In a finding that may turn received wisdom on its head, a landmark new study from the ANU and Curtin University has found that prescribed burning and logging may make Australian forests more flammable, not less.
The authors have issued a plea for better analysis of extreme-risk areas and deployment of rapid-response firefighting teams, controlling fires in remote areas rather than allowing them to burn out of control.
The research was conducted by the ANU’s Professor David Lindenmayer, a world expert in forest ecology, and Associate Professor Philip Zylstra, from Curtin University.
They found while prescribed burns can sometimes decrease flammability in the short term, the disruption caused to forest ecosystems by prescribed, or controlled, burning can create longer periods of additional flammability that may be more intense, particularly in remote areas.
And, the researchers say, the preference for large interventions in forest management is likely to be simplistic and grounded in a poor understanding of long-term natural dynamics.
“Very frequent burning close to homes or control lines could create defendable spaces, but large, remote and infrequent burns maintain the landscape at maximum fire risk because they undermine the natural controls that forests place on fire,” Associate Professor Zylstra said.
The authors say there needs to be a greater connection between forestry and fire science to understand how fire-prevention strategies affect the natural environment, including work with scientists who understand how forest ecosystems operate over decades.
“We’ve understood for a long time now that logging can make bushfires worse, but it’s only in the last few years that evidence is showing that prescribed burning could be doing the same thing,” Professor Lindenmayer said.
The authors found that a diverse understory of plants calms bushfires in forests by slowing the wind beneath them. If disturbance kills those taller plants, replacements regrow from the ground and cumulatively add to the fuel load.
“Fire-sensitive species thrived for millions of years because so many forests naturally create these less-flammable environments,” Professor Lindenmayer said.
“We know that old forests tend to be cooler, more moist and more sheltered. By limiting disturbance, forests can reach an appropriate age where they can be better protected from the increased frequency and severity of Australian bushfires.”
The research includes a predictive framework for identifying areas where disturbance is likely to cause a surge in bushfire risk, enabling better-informed and targeted management strategies.
This focus on areas that are particularly high risk should also enable better and faster detection and responses, particularly in remote areas.
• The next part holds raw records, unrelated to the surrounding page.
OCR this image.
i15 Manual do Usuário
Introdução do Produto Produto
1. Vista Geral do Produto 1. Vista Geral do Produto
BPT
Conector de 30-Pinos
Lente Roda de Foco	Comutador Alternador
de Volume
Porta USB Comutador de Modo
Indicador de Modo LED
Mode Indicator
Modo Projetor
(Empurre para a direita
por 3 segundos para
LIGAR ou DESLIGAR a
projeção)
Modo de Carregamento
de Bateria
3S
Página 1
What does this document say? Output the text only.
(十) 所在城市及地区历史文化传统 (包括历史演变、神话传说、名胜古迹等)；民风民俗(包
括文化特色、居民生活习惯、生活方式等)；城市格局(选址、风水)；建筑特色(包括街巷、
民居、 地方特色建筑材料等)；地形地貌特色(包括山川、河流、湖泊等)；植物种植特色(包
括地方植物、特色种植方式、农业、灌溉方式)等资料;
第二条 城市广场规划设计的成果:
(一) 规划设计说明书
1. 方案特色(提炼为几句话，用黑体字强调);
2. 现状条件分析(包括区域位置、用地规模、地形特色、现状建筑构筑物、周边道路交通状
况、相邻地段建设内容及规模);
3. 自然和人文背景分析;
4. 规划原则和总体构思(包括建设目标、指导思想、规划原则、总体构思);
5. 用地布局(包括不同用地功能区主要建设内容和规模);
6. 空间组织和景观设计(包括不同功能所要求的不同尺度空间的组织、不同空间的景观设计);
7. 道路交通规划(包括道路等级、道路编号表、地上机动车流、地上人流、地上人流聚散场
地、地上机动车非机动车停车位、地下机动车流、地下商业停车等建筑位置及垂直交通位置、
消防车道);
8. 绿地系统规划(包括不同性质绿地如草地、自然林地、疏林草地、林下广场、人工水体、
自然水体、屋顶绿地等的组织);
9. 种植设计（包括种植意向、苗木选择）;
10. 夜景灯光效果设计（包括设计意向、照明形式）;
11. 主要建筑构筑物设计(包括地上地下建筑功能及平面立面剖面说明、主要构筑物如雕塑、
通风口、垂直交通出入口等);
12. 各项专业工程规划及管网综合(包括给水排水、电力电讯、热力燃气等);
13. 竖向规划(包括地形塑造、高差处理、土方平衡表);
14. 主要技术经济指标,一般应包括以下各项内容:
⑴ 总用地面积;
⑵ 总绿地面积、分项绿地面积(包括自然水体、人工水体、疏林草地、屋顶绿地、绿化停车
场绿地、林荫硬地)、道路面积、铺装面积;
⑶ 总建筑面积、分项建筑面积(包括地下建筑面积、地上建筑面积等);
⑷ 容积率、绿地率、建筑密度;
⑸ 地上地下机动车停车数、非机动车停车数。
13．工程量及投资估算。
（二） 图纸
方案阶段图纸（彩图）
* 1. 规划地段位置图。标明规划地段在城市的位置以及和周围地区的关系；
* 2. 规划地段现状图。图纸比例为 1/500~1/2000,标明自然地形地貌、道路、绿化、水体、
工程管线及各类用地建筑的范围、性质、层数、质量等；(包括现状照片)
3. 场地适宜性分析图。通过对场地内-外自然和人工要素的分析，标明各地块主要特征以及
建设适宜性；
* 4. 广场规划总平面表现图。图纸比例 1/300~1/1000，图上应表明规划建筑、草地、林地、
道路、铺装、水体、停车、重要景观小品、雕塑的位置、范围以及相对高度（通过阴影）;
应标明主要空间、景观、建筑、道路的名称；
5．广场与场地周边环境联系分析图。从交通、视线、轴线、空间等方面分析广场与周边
The authors say investment in rapid-response remote area firefighting equipment and specialists is urgently needed.
“We need to … embrace new technologies that allow us to detect fires and suppress them faster,” Professor Lindenmayer said, noting advances in drone technology and the application of artificial intelligence to detecting small fires and extinguishing them at an early stage.
“We need to be thinking about forestry and fire management in a more holistic way and look to limit actions that could be increasing flammability.”